TCP connections are identified by 4 parameters:
local IP
local port
remote IP
remote port
So, even if two connections share the same local IP and port, the OS can differentiate between then because the remote IP and/or port are going to be different.
I will give you pseudo code from Qt to explain the matter. All TCP servers work in same way.
You first create a listening TCP server socket. When an incoming connection request arrives the operating system creates a new socket (your OS uses a different port than listening socket) and associates this new socket with the remote client for you. The TCP server socket continues to accept new connections and you resume your communication with the remote peer via the newly created socket.
tcpServer.listen(LocalHost, PORT);
connect(&tcpServer, SIGNAL(newConnection()),this, SLOT(NewConnection()));
//Callback that is called when server accepts a new connection
void NewConnection()
{
//Here you will have a new socket for communication with the client
//The tcpServer will continue listening to given port
QTcpSocket* connection = tcpServer.NextPendingConnection();
//Use your new connection to communicate with the remote client...
}
I hope this helps
I noticed some legit connection is like this:
6221 29.880628 5.4.3.2 1.2.3.4 TCP 61235 > cbt [SYN] Seq=0 Win=8192 Len=0 MSS=1452 SACK_PERM=1
6222 29.880646 1.2.3.4 5.4.3.2 TCP cbt > 61235 [SYN, ACK] Seq=0 Ack=1 Win=16384 Len=0 MSS=1460 SACK_PERM=1
6240 29.984383 5.4.3.2 1.2.3.4 TCP 61235 > cbt [ACK] Seq=1 Ack=1 Win=65340 Len=0
6241 29.989707 5.4.3.2 1.2.3.4 TCP 61235 > cbt [PSH, ACK] Seq=1 Ack=1 Win=65340 Len=267
So, at least in my case, if legit is always like this:
Client (Syn,Seq=0)
Server (Syn/Ack, Seq=0, Ack1)
Client (Ack, Seq=1, Ack1)
Seemed weak to me in regards of being possible to spoof and able to raise the socket up to the application. (of course spoofed IP must be down in order to avoid the RST)

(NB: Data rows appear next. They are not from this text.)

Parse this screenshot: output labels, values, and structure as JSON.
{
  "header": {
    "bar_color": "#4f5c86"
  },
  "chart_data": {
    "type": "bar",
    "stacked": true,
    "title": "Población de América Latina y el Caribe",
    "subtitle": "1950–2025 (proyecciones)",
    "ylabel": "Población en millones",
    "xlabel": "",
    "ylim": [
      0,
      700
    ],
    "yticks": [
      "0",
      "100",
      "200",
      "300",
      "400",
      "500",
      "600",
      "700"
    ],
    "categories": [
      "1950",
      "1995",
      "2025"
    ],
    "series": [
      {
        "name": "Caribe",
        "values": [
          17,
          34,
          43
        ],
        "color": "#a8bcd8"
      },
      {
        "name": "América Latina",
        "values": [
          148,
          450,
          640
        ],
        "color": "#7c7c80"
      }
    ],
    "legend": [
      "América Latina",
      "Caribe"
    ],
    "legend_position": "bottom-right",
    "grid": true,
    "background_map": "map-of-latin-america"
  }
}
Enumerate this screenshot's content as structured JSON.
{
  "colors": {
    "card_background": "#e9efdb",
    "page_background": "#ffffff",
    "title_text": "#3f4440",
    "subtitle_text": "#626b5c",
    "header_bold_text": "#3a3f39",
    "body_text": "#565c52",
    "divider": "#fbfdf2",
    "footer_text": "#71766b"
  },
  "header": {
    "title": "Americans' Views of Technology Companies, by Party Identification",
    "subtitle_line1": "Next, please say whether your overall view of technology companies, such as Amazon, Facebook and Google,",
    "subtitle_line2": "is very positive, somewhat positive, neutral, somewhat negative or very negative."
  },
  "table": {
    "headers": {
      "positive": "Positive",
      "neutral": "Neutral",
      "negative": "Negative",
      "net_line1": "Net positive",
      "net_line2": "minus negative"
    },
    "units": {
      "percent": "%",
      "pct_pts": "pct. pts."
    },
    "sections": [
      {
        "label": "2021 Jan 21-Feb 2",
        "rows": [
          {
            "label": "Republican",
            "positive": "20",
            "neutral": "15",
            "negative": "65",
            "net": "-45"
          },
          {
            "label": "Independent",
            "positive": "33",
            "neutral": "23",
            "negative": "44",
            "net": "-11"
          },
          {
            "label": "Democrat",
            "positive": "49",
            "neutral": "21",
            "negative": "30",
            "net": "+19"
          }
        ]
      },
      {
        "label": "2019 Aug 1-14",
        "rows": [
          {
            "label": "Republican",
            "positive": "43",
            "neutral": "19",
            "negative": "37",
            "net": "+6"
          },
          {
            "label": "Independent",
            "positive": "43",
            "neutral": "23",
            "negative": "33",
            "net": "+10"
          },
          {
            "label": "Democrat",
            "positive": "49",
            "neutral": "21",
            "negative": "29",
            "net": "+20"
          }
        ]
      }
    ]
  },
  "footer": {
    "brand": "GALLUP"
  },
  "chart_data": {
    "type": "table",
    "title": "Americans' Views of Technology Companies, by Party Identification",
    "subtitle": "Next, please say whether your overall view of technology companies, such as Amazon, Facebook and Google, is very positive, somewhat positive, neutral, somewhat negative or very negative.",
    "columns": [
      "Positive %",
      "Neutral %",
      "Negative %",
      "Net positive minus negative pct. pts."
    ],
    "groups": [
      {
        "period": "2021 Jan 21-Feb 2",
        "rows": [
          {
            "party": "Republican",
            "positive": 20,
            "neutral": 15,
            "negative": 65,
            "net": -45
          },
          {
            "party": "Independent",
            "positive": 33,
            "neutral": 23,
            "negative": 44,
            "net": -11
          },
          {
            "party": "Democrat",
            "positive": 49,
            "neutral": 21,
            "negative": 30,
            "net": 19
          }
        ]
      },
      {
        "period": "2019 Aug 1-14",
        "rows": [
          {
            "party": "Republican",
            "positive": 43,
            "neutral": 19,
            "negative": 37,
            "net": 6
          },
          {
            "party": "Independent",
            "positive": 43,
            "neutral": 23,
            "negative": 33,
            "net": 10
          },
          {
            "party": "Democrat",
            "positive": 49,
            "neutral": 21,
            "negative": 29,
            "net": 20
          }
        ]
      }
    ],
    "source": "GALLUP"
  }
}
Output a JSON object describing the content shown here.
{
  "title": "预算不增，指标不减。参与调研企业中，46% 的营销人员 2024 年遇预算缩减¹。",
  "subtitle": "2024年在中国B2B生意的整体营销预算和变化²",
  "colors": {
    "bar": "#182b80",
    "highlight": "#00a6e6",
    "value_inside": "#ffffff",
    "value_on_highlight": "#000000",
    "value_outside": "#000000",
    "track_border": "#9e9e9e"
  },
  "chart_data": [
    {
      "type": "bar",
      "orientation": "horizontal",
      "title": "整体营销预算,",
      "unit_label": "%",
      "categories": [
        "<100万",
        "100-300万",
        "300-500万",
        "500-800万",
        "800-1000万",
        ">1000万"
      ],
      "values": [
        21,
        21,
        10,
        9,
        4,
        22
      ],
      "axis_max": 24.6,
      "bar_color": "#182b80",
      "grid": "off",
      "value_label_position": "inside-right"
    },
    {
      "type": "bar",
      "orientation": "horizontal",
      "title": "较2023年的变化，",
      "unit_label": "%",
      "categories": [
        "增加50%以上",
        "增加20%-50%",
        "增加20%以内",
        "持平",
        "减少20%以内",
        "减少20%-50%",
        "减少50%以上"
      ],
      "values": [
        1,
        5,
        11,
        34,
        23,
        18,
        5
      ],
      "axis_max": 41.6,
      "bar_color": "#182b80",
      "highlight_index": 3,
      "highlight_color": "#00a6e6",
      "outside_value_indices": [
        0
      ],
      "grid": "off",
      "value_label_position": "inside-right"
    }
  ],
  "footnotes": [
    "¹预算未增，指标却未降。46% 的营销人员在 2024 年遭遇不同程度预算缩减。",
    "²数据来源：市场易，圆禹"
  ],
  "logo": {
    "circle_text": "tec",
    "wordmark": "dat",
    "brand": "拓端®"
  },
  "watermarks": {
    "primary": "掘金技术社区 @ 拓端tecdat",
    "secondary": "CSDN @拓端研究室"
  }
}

So I tested sending a SYN with spoofed IP and then send the ACK.
The SYN arrives, but the ack gets like ignored til sometime.
After the spoofed SYN, the server sends 3 SYN/ACK (with no reply, of course). After some seconds if I re-send the ack, it will receive but with some error.
Is it possible to handshake with a spoofed IP in this scenario? Seems to be, but im doing something wrong..
No, it is not possible.
The problem is when the server sends back the SYN-ACK -- because it sends it back to the spoofed ip, which would not match the actual originator of the message.
Specifically, what you describe (faking the ACK) is a TCP sequence prediction attack which is well known and is countered in pretty much every OS nowadays.